PCdirector, that is an interesting way of accomplishing said routing. I'm assuming you made it a required field by using modifier on the window? Otherwise, you would have to get a product called "Consulting Toolkit" from Willoware. They have a feature in the toolkit called "Virtual triggers" and they can write triggers to make certain fields required, or hide other fields. I was thinking it would also be useful for defaulting the site ID, since it's very annoying you have to select the site ID on each line if you're doing non-inventoried requisitions.

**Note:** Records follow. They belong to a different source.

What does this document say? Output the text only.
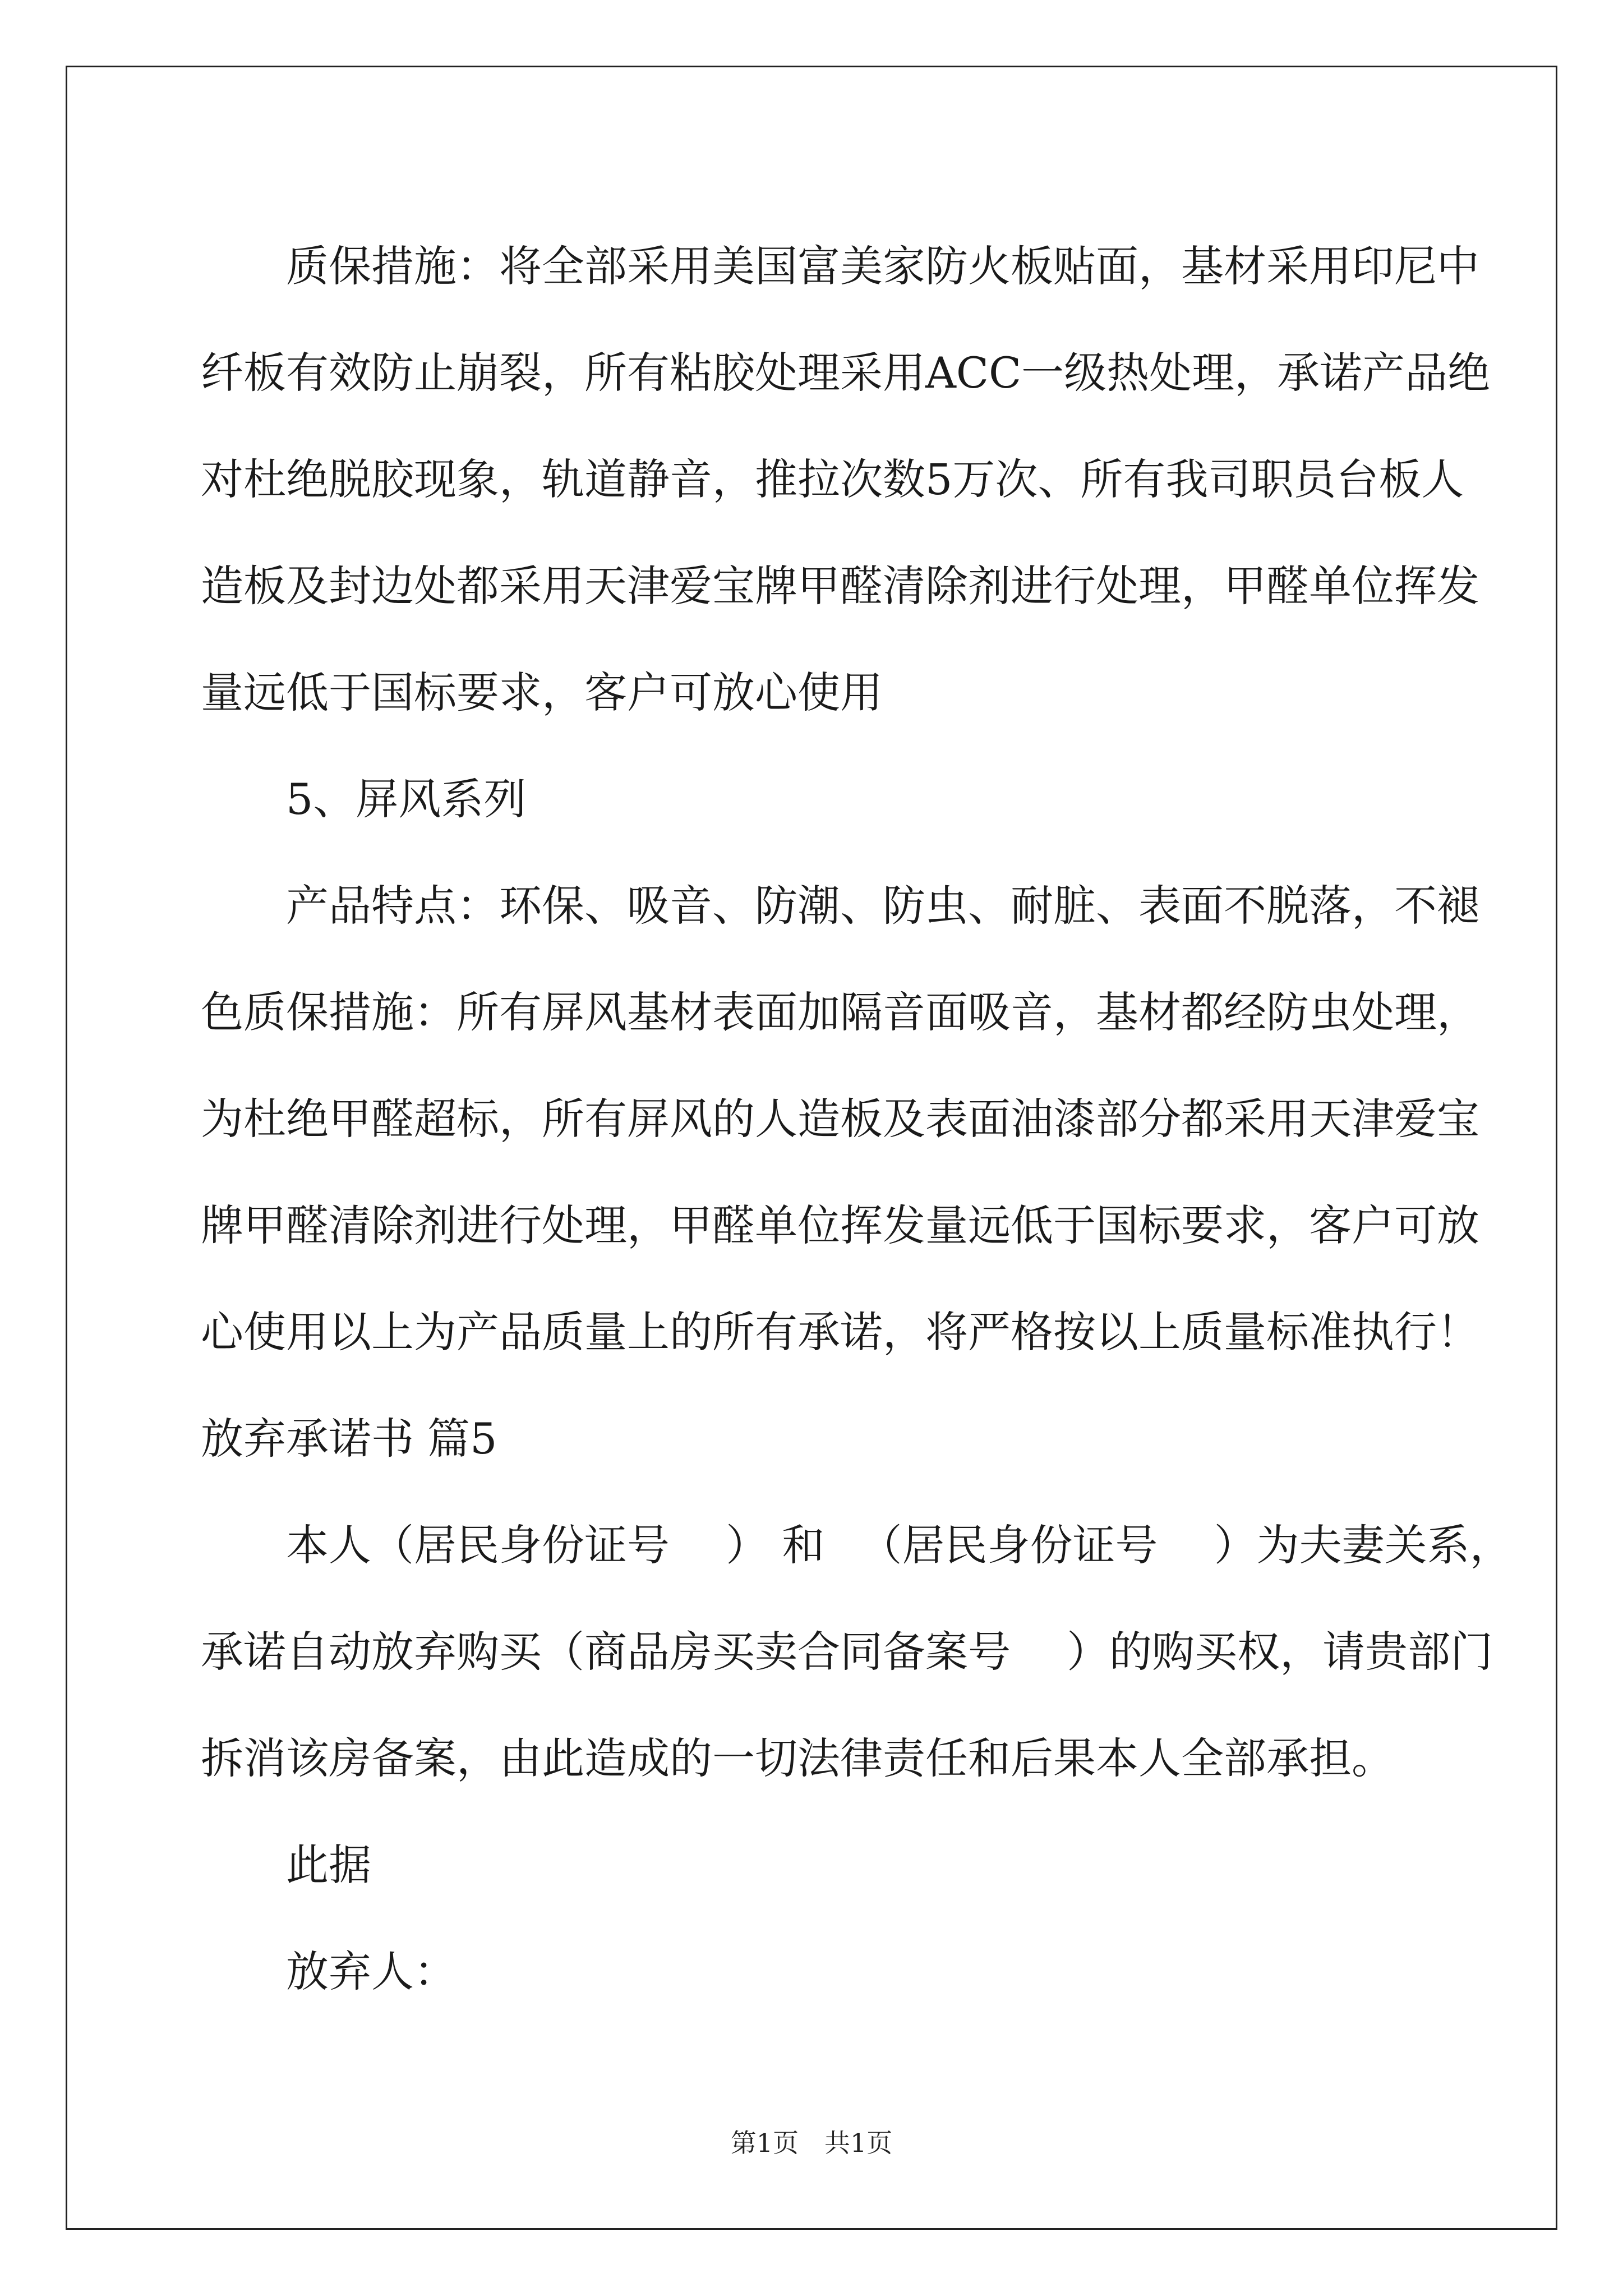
　　质保措施：将全部采用美国富美家防火板贴面，基材采用印尼中
纤板有效防止崩裂，所有粘胶处理采用ACC一级热处理，承诺产品绝
对杜绝脱胶现象，轨道静音，推拉次数5万次、所有我司职员台板人
造板及封边处都采用天津爱宝牌甲醛清除剂进行处理，甲醛单位挥发
量远低于国标要求，客户可放心使用
　　5、屏风系列
　　产品特点：环保、吸音、防潮、防虫、耐脏、表面不脱落，不褪
色质保措施：所有屏风基材表面加隔音面吸音，基材都经防虫处理，
为杜绝甲醛超标，所有屏风的人造板及表面油漆部分都采用天津爱宝
牌甲醛清除剂进行处理，甲醛单位挥发量远低于国标要求，客户可放
心使用以上为产品质量上的所有承诺，将严格按以上质量标准执行！
放弃承诺书 篇5
　　本人（居民身份证号　 ） 和 　（居民身份证号　 ）为夫妻关系，
承诺自动放弃购买（商品房买卖合同备案号　 ）的购买权，请贵部门
拆消该房备案，由此造成的一切法律责任和后果本人全部承担。
　　此据
　　放弃人：
第1页　共1页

So, this is what I've learned after doing a few implementations now:
-Department routing is best handled by defining the requesters and the approvers. If you have only 20-30 people who will be using workflow, it's manageable. If you have hundreds of people, FORGET about that option. Here's how it works
-Add workflow step, with condition that says "when requested by = <username>" and then in the approval routing, add that user's manager
-You can add multiple users, just separate each user with an OR
-You CAN use "And" as well as "OR" in the same condition, but you need to specify it for EVERY person, so it looks like this:
WHEN requestedby = rklaproth AND documentamount < 1000 OR
requestedby = bbucher AND documentamount < 1000 OR
requestedby = jsmith AND documentamount < 1000
You can see how that can be a pain if you have a lot of people, but that's the only way I can see making it happen unless you do what PCdirector said and have department be a required field. But what if the user keys their department in wrong? Then we have other issues right?

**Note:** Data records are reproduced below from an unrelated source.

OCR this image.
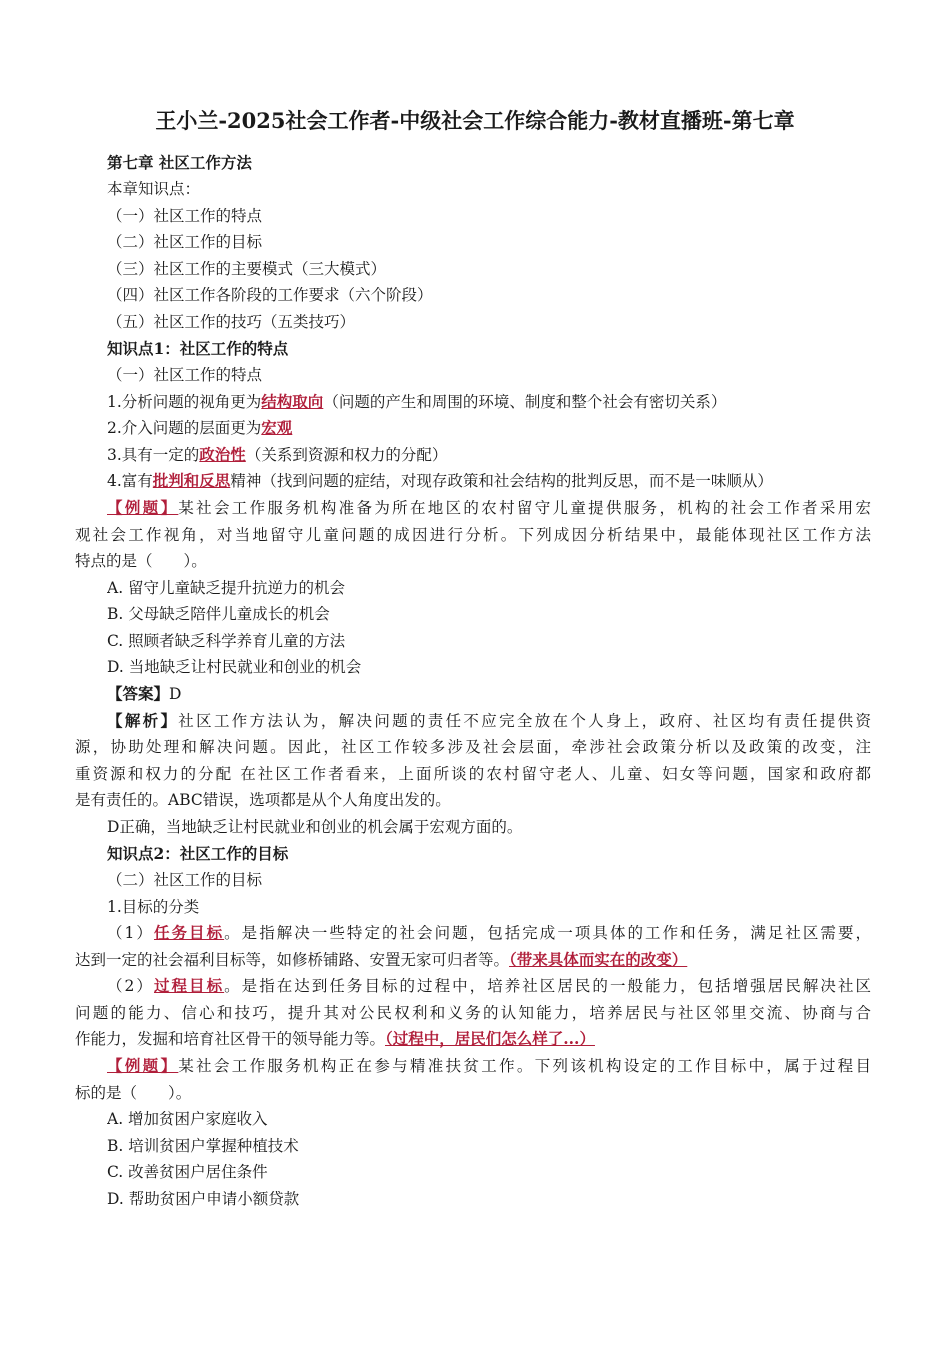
王小兰-2025社会工作者-中级社会工作综合能力-教材直播班-第七章
第七章 社区工作方法
本章知识点：
（一）社区工作的特点
（二）社区工作的目标
（三）社区工作的主要模式（三大模式）
（四）社区工作各阶段的工作要求（六个阶段）
（五）社区工作的技巧（五类技巧）
知识点1：社区工作的特点
（一）社区工作的特点
1.分析问题的视角更为结构取向（问题的产生和周围的环境、制度和整个社会有密切关系）
2.介入问题的层面更为宏观
3.具有一定的政治性（关系到资源和权力的分配）
4.富有批判和反思精神（找到问题的症结，对现存政策和社会结构的批判反思，而不是一味顺从）
【例题】某社会工作服务机构准备为所在地区的农村留守儿童提供服务，机构的社会工作者采用宏
观社会工作视角，对当地留守儿童问题的成因进行分析。下列成因分析结果中，最能体现社区工作方法
特点的是（　　）。
A. 留守儿童缺乏提升抗逆力的机会
B. 父母缺乏陪伴儿童成长的机会
C. 照顾者缺乏科学养育儿童的方法
D. 当地缺乏让村民就业和创业的机会
【答案】D
【解析】社区工作方法认为，解决问题的责任不应完全放在个人身上，政府、社区均有责任提供资
源，协助处理和解决问题。因此，社区工作较多涉及社会层面，牵涉社会政策分析以及政策的改变，注
重资源和权力的分配 在社区工作者看来，上面所谈的农村留守老人、儿童、妇女等问题，国家和政府都
是有责任的。ABC错误，选项都是从个人角度出发的。
D正确，当地缺乏让村民就业和创业的机会属于宏观方面的。
知识点2：社区工作的目标
（二）社区工作的目标
1.目标的分类
（1）任务目标。是指解决一些特定的社会问题，包括完成一项具体的工作和任务，满足社区需要，
达到一定的社会福利目标等，如修桥铺路、安置无家可归者等。（带来具体而实在的改变）
（2）过程目标。是指在达到任务目标的过程中，培养社区居民的一般能力，包括增强居民解决社区
问题的能力、信心和技巧，提升其对公民权利和义务的认知能力，培养居民与社区邻里交流、协商与合
作能力，发掘和培育社区骨干的领导能力等。（过程中，居民们怎么样了...）
【例题】某社会工作服务机构正在参与精准扶贫工作。下列该机构设定的工作目标中，属于过程目
标的是（　　）。
A. 增加贫困户家庭收入
B. 培训贫困户掌握种植技术
C. 改善贫困户居住条件
D. 帮助贫困户申请小额贷款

Also, here are some other nuggets. If you want the manager to approve ALL purchases below $1000 but you STILL want it to go the CFO if it's greater then 1000, you DO NOT want to put the < 1000 in that first condition - you will have NO dollar amounts in the first condition. We always want the users manager to approve, regardless of $ amount...
So for CFO approval it would look more like this
WHEN requestedby = rklaproth OR requestedby = bbucher OR requestedby = jsmith
Route to: Manager
Then you will add another condition UNDER that one (make sure it says "Follows") and you will say:
WHEN requestedby = rklaproth AND amount >= 1000 OR requestedby = bbucher AND amount >= 1000 OR requestedby = jsmith AND amount >= 1000
Route to: CFO
So this way, in that example, everything goes to the manager first, and if it's under $1000 that's the only approval needed, but if it's over $1000 it will also require CFO approval.

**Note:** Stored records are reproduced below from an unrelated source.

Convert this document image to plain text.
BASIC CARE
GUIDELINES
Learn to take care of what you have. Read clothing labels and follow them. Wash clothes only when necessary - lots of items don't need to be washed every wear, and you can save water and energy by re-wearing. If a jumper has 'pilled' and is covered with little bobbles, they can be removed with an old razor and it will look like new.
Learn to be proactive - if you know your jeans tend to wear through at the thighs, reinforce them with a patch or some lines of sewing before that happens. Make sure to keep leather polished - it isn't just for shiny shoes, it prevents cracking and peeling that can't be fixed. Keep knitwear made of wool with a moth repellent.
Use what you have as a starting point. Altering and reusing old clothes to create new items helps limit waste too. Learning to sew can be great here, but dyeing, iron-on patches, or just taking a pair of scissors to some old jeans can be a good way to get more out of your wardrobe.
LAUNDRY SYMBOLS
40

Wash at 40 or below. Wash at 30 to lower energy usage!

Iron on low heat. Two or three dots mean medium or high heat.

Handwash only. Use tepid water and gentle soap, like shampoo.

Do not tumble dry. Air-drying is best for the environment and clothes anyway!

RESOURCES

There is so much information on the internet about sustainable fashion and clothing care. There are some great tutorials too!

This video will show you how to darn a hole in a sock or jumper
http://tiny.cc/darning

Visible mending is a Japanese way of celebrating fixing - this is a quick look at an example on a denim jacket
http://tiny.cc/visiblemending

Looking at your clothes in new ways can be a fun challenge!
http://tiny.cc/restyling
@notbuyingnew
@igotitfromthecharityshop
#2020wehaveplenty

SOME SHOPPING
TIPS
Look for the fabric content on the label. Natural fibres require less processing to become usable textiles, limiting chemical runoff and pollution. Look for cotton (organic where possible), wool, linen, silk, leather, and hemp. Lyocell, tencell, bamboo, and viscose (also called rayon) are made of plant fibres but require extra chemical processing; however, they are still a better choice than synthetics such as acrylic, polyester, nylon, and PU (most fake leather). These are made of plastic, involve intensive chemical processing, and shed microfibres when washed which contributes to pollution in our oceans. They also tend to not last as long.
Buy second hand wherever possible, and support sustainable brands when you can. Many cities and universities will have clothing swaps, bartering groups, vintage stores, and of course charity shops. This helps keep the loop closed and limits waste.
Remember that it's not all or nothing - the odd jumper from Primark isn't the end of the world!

I have yet to implement hierarchal approval just because most client's AD is a mess and IT does not want the burden of maintaining the purchase req system. :)
However, I can say that it will work if all setup correctly you do it like this:
NO CONDITION - Route to Manager in AD
Add a step below it for CFO
WHERE DocumentAmount >=1000
ROUTE TO: Skip 1 level manager (or if CFO is 2 levels above, skip 2 levels.. that's the key you have to know how many levels above that manager is, and if the hiearchy is not setup right it WONT work).